A First Step Towards Automated Detection of Buffer Overrun Vulnerabilities

Author(s): David Wagner, Jeffrey Foster, Eric Brewer, Alexander Aiken
Venue: ISOC Network and Distributed System Security Symposium
Date: 2000


Language: C
Defect Type: Buffer overruns
Uses Annotations: No
Requires Annotations: No
Sound: No
Flow-sensitive: No
Context-sensitive: No

This paper proposes a method for finding buffer overrun vulnerabilities in C programs. The authors explicitly state that scalability was one of their goals and have made tradeoffs that favor scalability over accuracy. Their method looks for buffer overrun vulnerabilities in string handling specifically, and therefore will miss other buffer overrun vulnerabilities. The method works by viewing C strings as an abstract data type and object of those types. They model string buffers as a pair of length, which is the number of bytes in the buffer actually occupied by a string, and size, which is the total number of bytes in the buffer. The method tracks string buffers and the standard C library string manipulation methods such as strnlen() and strcpy() that are used on them. They examine the calls to ensure that each string operation stays within the bounds of its buffer(s).

The authors implemented their technique in a tool and used the tool on roughly a dozen different programs, but only reported results from a few programs (the ones that generated enough results to be interesting, according to the authors).
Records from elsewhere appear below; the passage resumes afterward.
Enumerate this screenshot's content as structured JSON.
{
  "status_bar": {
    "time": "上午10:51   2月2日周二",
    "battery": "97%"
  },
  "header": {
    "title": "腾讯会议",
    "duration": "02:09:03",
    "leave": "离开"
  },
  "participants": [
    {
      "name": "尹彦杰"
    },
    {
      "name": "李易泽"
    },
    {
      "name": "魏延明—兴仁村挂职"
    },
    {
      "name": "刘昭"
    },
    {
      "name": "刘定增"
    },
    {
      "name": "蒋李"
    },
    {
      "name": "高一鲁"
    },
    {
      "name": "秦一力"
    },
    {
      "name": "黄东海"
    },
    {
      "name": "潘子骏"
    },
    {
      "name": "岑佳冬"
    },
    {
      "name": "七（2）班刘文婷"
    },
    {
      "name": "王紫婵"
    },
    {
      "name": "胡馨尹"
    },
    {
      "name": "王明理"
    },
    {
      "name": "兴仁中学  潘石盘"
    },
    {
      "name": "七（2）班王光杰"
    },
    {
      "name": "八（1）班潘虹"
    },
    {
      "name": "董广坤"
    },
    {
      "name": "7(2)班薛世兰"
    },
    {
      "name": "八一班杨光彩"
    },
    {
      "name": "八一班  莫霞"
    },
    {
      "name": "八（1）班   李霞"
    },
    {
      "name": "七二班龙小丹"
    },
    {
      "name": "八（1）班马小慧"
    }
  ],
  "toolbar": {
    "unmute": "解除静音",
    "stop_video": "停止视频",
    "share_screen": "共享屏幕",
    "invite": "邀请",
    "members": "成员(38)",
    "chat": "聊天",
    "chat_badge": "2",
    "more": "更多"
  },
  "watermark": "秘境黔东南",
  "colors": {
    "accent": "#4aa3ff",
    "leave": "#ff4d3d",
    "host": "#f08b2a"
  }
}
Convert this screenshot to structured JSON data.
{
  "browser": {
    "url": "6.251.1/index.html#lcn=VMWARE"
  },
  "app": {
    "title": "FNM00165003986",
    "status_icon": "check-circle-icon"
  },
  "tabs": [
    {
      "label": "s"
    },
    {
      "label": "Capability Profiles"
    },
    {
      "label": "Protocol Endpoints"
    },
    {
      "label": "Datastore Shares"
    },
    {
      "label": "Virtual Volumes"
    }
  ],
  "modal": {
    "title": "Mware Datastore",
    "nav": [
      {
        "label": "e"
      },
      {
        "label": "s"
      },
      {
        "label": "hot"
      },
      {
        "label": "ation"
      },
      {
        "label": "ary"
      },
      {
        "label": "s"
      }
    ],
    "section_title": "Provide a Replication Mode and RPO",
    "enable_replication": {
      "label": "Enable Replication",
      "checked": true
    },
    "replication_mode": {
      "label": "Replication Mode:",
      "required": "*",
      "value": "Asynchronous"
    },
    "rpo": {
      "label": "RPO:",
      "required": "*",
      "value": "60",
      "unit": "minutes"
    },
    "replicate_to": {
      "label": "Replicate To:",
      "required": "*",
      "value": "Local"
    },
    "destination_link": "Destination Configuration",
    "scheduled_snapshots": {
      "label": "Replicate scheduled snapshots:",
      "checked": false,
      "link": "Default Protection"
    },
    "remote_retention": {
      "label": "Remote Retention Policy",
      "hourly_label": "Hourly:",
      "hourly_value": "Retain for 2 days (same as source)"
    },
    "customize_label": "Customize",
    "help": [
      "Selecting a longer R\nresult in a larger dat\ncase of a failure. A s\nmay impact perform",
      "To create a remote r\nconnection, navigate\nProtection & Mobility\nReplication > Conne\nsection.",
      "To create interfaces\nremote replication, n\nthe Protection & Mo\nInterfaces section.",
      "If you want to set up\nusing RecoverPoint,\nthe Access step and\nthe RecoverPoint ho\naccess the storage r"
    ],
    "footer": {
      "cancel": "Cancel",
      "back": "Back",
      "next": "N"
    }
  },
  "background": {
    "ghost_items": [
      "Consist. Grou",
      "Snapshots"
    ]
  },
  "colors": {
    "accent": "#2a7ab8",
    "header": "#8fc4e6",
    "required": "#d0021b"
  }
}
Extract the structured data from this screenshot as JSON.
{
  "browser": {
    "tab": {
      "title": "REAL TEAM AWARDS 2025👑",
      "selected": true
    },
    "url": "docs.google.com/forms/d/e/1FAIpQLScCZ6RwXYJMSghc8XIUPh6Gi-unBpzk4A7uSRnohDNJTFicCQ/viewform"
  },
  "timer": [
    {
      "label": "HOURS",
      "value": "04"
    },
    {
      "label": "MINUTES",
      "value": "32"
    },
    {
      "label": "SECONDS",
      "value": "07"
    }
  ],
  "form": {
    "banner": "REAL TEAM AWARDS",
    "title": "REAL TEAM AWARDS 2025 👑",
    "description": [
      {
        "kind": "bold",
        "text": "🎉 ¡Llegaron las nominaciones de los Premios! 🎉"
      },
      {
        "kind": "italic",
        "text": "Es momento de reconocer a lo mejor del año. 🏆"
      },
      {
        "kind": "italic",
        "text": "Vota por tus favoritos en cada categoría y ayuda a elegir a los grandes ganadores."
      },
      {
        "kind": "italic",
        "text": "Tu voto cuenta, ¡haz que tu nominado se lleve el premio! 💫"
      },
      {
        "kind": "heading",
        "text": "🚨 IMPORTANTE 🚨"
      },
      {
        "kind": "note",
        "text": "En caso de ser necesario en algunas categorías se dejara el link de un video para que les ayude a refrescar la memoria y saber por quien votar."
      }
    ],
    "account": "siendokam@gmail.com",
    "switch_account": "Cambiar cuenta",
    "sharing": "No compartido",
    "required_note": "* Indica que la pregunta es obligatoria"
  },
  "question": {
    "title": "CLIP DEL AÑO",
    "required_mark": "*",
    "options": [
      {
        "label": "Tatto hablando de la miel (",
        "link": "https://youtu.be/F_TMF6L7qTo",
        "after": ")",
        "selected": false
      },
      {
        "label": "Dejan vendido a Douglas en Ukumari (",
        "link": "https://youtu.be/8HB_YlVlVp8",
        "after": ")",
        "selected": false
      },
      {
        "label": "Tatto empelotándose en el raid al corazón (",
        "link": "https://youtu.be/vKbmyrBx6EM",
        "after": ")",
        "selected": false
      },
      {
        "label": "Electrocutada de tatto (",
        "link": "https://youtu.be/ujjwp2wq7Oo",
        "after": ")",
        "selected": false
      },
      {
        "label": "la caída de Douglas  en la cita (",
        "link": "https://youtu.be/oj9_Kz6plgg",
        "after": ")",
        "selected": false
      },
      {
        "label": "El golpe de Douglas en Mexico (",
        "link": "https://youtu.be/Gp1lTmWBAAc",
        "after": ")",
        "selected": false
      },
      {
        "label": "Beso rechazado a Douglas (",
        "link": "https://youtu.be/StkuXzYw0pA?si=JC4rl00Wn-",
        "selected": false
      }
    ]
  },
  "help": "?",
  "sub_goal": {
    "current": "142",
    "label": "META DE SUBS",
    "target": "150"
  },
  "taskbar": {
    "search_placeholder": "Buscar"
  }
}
The programs that they reported results for were sendmail 8.7.5, sendmail 8.9.3, and the Linux nettools package (netstat, ifconfig, etc.). The tool found several vulnerabilities in the nettools package despite a previous manual security audit, and they also found multiple bugs in both sendmail versions. The tool also reported a large number of false alarms for all three programs, and this was the authors’ main dissatisfaction with the method. One tradeoff that they made to make their tool scalable was that they didn’t consider pointer aliasing, which they conclude caused the tool to generate false positives and miss some real vulnerabilities. They propose a more detailed analysis which should reduce the false positive rate as further work. Their method has much room for improvement, but it did find quite a few bugs on large software systems that had previously had a manual audit.